Dois anos depois de ocorrido o massacre, a Assembleia Geral das Nações Unidas adotou uma resolução condenando as políticas racistas do apartheid na África do Sul, convocando seus membros a cortar relações econômicas e militares com o país. Na sequência, em 1966, criou o Dia Internacional da Luta Contra a Discriminação Racial em memória ao Massacre de Sharpeville. Em 1973, aprovou a resolução que classificava o apartheid como um “crime contra a humanidade”. E, finalmente, em 1974, expulsou a África do Sul de sua Assembleia, à qual o país só retornaria anos mais tarde, com a saída de Mandela da prisão e sua eleição presidencial.

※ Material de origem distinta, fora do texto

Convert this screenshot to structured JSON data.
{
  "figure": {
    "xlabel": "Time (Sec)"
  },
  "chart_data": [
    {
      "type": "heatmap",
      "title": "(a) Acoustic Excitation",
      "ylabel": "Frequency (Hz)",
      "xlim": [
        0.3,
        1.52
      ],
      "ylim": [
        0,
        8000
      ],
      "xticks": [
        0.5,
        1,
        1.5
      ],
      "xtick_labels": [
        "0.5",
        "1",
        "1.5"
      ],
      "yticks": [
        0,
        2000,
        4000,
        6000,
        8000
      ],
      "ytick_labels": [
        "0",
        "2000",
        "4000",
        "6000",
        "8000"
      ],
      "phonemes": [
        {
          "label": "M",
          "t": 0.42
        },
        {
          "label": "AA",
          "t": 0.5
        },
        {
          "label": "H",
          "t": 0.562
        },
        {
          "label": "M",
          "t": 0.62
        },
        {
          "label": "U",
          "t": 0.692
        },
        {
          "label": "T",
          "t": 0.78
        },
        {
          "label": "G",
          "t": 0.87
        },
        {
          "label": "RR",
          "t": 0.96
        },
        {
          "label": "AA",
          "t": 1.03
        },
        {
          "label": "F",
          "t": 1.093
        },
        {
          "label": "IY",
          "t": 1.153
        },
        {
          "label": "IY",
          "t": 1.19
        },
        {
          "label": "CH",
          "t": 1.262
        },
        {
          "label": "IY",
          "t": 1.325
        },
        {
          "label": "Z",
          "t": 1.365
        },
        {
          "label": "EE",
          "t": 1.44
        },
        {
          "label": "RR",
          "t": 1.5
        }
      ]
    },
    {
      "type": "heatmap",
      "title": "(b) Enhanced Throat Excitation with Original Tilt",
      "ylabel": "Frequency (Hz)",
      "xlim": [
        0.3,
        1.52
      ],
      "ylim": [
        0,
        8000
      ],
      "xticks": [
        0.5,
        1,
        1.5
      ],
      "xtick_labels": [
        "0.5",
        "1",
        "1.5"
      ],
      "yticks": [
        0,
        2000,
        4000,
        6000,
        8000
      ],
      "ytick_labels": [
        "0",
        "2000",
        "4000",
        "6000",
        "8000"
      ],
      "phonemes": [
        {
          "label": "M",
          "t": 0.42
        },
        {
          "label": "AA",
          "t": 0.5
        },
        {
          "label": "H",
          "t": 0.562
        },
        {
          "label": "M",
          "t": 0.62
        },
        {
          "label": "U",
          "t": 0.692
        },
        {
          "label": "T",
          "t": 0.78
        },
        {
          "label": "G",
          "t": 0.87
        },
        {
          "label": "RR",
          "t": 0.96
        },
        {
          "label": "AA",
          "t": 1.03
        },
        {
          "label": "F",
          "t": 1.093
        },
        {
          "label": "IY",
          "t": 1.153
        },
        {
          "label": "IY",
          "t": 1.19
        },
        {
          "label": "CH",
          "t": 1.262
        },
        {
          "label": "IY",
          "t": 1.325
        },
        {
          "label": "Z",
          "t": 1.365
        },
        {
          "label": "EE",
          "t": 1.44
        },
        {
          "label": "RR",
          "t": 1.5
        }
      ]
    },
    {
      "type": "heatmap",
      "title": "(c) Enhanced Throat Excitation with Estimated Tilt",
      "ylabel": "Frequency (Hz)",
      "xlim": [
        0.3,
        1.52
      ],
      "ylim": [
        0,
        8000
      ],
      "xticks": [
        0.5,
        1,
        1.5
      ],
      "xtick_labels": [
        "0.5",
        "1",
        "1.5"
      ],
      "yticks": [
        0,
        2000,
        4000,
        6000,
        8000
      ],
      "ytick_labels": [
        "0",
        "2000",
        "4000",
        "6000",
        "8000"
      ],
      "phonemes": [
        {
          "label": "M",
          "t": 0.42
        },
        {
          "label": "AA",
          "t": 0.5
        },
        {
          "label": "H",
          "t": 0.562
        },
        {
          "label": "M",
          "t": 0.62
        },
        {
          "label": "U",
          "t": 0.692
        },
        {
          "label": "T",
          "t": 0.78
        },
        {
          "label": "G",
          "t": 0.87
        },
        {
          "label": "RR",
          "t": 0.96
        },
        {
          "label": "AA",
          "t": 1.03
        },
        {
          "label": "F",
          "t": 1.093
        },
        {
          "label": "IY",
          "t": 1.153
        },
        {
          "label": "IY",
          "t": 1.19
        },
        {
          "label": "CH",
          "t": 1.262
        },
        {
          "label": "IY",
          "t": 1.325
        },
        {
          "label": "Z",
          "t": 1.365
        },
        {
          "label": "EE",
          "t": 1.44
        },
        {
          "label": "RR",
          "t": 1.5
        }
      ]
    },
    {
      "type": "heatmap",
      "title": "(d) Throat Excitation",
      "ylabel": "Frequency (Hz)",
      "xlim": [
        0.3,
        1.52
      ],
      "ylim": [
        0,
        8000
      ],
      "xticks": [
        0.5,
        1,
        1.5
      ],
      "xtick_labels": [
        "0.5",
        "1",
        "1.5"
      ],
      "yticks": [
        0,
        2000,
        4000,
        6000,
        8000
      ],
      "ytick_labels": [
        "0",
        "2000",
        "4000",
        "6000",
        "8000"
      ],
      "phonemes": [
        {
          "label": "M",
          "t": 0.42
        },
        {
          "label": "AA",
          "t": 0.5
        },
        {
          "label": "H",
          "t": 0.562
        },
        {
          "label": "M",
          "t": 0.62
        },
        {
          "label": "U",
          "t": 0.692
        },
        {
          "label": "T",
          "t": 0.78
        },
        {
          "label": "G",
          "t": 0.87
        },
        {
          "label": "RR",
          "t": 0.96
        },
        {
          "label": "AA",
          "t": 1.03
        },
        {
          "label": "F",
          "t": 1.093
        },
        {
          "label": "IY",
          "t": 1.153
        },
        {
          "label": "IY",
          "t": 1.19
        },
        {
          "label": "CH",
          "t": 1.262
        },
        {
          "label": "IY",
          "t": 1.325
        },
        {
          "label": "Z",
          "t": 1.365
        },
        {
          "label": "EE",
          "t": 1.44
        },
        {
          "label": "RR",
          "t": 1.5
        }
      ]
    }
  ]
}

O que significa essa data? Que sentido ela assume em nosso contexto atual? Por que ainda é preciso falar e reforçar que devemos lutar contra a discriminação racial?

Primeiramente, a discriminação racial é uma colocação falsa, que obtém seus efeitos de realidade, efeitos perversos e sanguinários, como é o caso do referido massacre, mas que nem por isso deixa de se basear em uma fantasia (assim como o medo que tinham os antigos navegadores em navegar para além do horizonte, acreditando que lá existia um abismo). Em todas as comunidades humanas se procede por classificação, diferenciação, distinção dos elementos que se apresentam à realidade. Mas fazê-lo através da raça é operar uma falsa diferenciação, em si mesma depreciante, visando o objetivo de hierarquizar de forma exacerbada.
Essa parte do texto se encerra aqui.